A hot potato: The global AI industry is quietly crossing an energy threshold that could reshape power grids and climate commitments. New findings reveal that the electricity required to run advanced AI systems may surpass Bitcoin mining’s notorious energy appetite by late 2025, with implications that extend far beyond tech boardrooms.
The rapid expansion of generative AI has triggered a boom in data center construction and hardware production. As AI applications become more complex and are more widely adopted, the specialized hardware that powers them, accelerators from the likes of Nvidia and AMD, has proliferated at an unprecedented rate. This surge has driven a dramatic escalation in energy consumption, with AI expected to account for nearly half of all data center electricity usage by next year, up from about 20 percent today.
AI expected to account for nearly half of all data center electricity usage by next year, up from about 20 percent today.
This transformation has been meticulously analyzed by Alex de Vries-Gao, a PhD candidate at Vrije Universiteit Amsterdam’s Institute for Environmental Studies. His research, published in the journal Joule, draws on public device specifications, analyst forecasts, and corporate disclosures to estimate the production volume and energy consumption of AI hardware.
Because major tech firms rarely disclose the electricity consumption of their AI operations, de Vries-Gao used a triangulation method, examining the supply chain for advanced chips and the manufacturing capacity of key players such as TSMC.
The numbers tell a stark story. Each Nvidia H100 AI accelerator, a staple in modern data centers, consumes 700 watts continuously when running complex models.
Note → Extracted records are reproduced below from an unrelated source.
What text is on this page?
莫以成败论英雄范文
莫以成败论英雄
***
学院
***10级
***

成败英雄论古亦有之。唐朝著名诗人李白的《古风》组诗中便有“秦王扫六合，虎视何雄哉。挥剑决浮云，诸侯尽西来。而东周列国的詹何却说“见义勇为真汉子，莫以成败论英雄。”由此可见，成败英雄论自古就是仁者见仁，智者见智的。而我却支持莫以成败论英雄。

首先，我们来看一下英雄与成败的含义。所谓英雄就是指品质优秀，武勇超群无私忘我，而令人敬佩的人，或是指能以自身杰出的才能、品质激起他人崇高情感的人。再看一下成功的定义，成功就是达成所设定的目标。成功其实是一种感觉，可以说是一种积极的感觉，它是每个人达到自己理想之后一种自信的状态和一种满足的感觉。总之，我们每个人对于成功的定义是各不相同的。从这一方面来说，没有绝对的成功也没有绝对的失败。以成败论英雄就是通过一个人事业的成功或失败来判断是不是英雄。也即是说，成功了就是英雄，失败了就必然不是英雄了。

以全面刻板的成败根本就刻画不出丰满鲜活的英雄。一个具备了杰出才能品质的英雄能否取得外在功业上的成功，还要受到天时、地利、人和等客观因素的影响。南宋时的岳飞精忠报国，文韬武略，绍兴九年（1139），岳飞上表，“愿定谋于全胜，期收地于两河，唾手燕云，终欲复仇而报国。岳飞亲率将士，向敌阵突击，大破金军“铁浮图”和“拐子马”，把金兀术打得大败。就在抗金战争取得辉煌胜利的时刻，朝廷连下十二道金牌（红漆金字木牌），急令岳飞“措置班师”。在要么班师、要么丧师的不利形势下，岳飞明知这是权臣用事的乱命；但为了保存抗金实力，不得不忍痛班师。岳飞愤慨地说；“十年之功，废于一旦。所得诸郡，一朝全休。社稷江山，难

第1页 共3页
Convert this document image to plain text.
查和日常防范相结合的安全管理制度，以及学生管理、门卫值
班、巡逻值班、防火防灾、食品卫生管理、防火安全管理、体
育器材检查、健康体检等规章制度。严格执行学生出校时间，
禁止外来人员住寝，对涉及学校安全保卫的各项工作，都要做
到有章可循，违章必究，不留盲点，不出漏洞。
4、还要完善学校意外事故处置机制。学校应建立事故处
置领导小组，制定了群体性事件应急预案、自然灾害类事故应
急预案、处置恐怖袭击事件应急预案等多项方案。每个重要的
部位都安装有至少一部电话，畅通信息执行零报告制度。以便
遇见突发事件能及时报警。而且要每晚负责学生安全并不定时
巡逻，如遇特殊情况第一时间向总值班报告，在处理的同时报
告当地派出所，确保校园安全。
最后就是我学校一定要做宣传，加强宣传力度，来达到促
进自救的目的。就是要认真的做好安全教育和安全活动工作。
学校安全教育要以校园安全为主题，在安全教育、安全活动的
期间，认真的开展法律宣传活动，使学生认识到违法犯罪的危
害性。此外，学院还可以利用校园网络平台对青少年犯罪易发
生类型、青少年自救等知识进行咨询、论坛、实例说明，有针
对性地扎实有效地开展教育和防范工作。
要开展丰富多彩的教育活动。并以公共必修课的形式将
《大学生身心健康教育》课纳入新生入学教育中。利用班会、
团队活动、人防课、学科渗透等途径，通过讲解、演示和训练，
Multiply that by millions of units, and the cumulative energy draw becomes staggering.
De Vries-Gao estimates that hardware produced in 2023 – 2024 alone could ultimately demand between 5.3 and 9.4 gigawatts, enough to eclipse Ireland’s entire national electricity consumption.
But the real surge lies ahead. TSMC’s CoWoS packaging technology allows powerful processors and high-speed memory to be integrated into single units, the core of modern AI systems. De Vries-Gao found that TSMC more than doubled its CoWoS production capacity between 2023 and 2024, yet demand from AI chipmakers like Nvidia and AMD still outstripped supply.
TSMC plans to double CoWoS capacity again in 2025. If current trends continue, de Vries-Gao projects that total AI system power needs could reach 23 gigawatts by the end of the year – roughly equivalent to the UK’s average national power consumption.
This would give AI a larger energy footprint than global Bitcoin mining. The International Energy Agency warns that this growth could single-handedly double the electricity consumption of data centers within two years.
While improvements in energy efficiency and increased reliance on renewable power have helped somewhat, these gains are being rapidly outpaced by the scale of new hardware and data center deployment. The industry’s “bigger is better” mindset – where ever-larger models are pursued to boost performance – has created a feedback loop of escalating resource use. Even as individual data centers become more efficient, overall energy use continues to rise.
Behind the scenes, a manufacturing arms race complicates any efficiency gains. Each new generation of AI chips requires increasingly sophisticated packaging. TSMC’s latest CoWoS-L technology, while essential for next-gen processors, struggles with low production yields.
Meanwhile, companies like Google report “power capacity crises” as they scramble to build data centers fast enough. Some projects are now repurposing fossil fuel infrastructure, with one securing 4.5 gigawatts of natural gas capacity specifically for AI workloads.
The environmental impact of AI depends heavily on where these power-hungry systems operate. In regions where electricity is primarily generated from fossil fuels, the associated carbon emissions can be significantly higher than in areas powered by renewables. A server farm in coal-reliant West Virginia, for example, generates nearly twice the carbon emissions of one in renewable-rich California.
Yet, tech giants rarely disclose where or how their AI operates – a transparency gap that threatens to undermine climate targets. This opacity makes it challenging for policymakers, researchers, and the public to fully assess the environmental implications of the AI boom.